COLUMN: Embracing change
Change.
It’s this burden everyone despises. We don’t like when people, plans or pretty much anything changes and throws us off balance.
Because change is scary, unnerving and many times unpredictable, we set rigid guidelines for ourselves that we cling to in the hope of creating some stability in an unstable world.
We say things like “I’m never going to do this” or “I’ll always believe that,” forgetting to leave room for the possibility that our minds or our situations could alter. Then when we do change (because that’s just human nature), we panic and rush to put a halt on it, fearing looking like a hypocrite or throwing off our entire lives.
We don’t change our majors in college, because it’s expensive. We don’t change silly things like what we order at a restaurant, because it’s risky. We don’t change our minds, because we’re stubborn and afraid of what people will think.
People are punished for changing, like politicians labeled “flip-floppers” or people who are called indecisive, reckless or unsure because they changed.
Why do we allow this? Why do we care what others think? Why can’t we embrace change instead of running from it?
After becoming engaged in December, I decided to get married in the fall of 2013, but with my fiancé Levi’s deployment schedule, that possibility isn’t likely to work for us.
With a planned trip to California and Las Vegas for the Marine Corps Ball coming up in November, Levi and I started talking about the possibility of just getting married now and postponing a huge family ceremony until 2014 when he’s out of the Marines.

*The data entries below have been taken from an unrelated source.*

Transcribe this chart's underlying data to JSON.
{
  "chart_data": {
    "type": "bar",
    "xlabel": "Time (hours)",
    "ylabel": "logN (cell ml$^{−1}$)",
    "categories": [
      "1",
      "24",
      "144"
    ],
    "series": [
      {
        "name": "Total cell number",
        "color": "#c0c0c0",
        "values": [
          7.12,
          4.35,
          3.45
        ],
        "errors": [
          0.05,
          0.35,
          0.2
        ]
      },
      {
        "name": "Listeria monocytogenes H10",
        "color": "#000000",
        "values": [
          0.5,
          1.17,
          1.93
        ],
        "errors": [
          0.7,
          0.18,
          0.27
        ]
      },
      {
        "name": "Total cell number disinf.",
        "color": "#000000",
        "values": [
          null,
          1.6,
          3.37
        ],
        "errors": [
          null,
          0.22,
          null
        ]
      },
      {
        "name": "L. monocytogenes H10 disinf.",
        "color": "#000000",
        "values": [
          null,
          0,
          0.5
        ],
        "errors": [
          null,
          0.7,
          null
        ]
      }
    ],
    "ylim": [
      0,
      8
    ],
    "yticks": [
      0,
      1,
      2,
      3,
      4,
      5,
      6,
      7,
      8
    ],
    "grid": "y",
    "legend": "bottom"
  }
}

It was a rational, well-thought-out plan, but the only problem was that it was something I said I’d never do. I had made my mind up years ago about how my wedding had to be, and straying from the plan and hearing the opinions of friends and family terrified me. What would they think about me changing my mind?
Now that possibility is a reality. I’m going to get married in November, less than two months away from now, because it’s what I want.
So whether it’s getting married or dying your hair or changing your major, do not allow other people or even your past self and thoughts, to box you in. You can change. Life will change. Plans inevitably change. Don’t be afraid.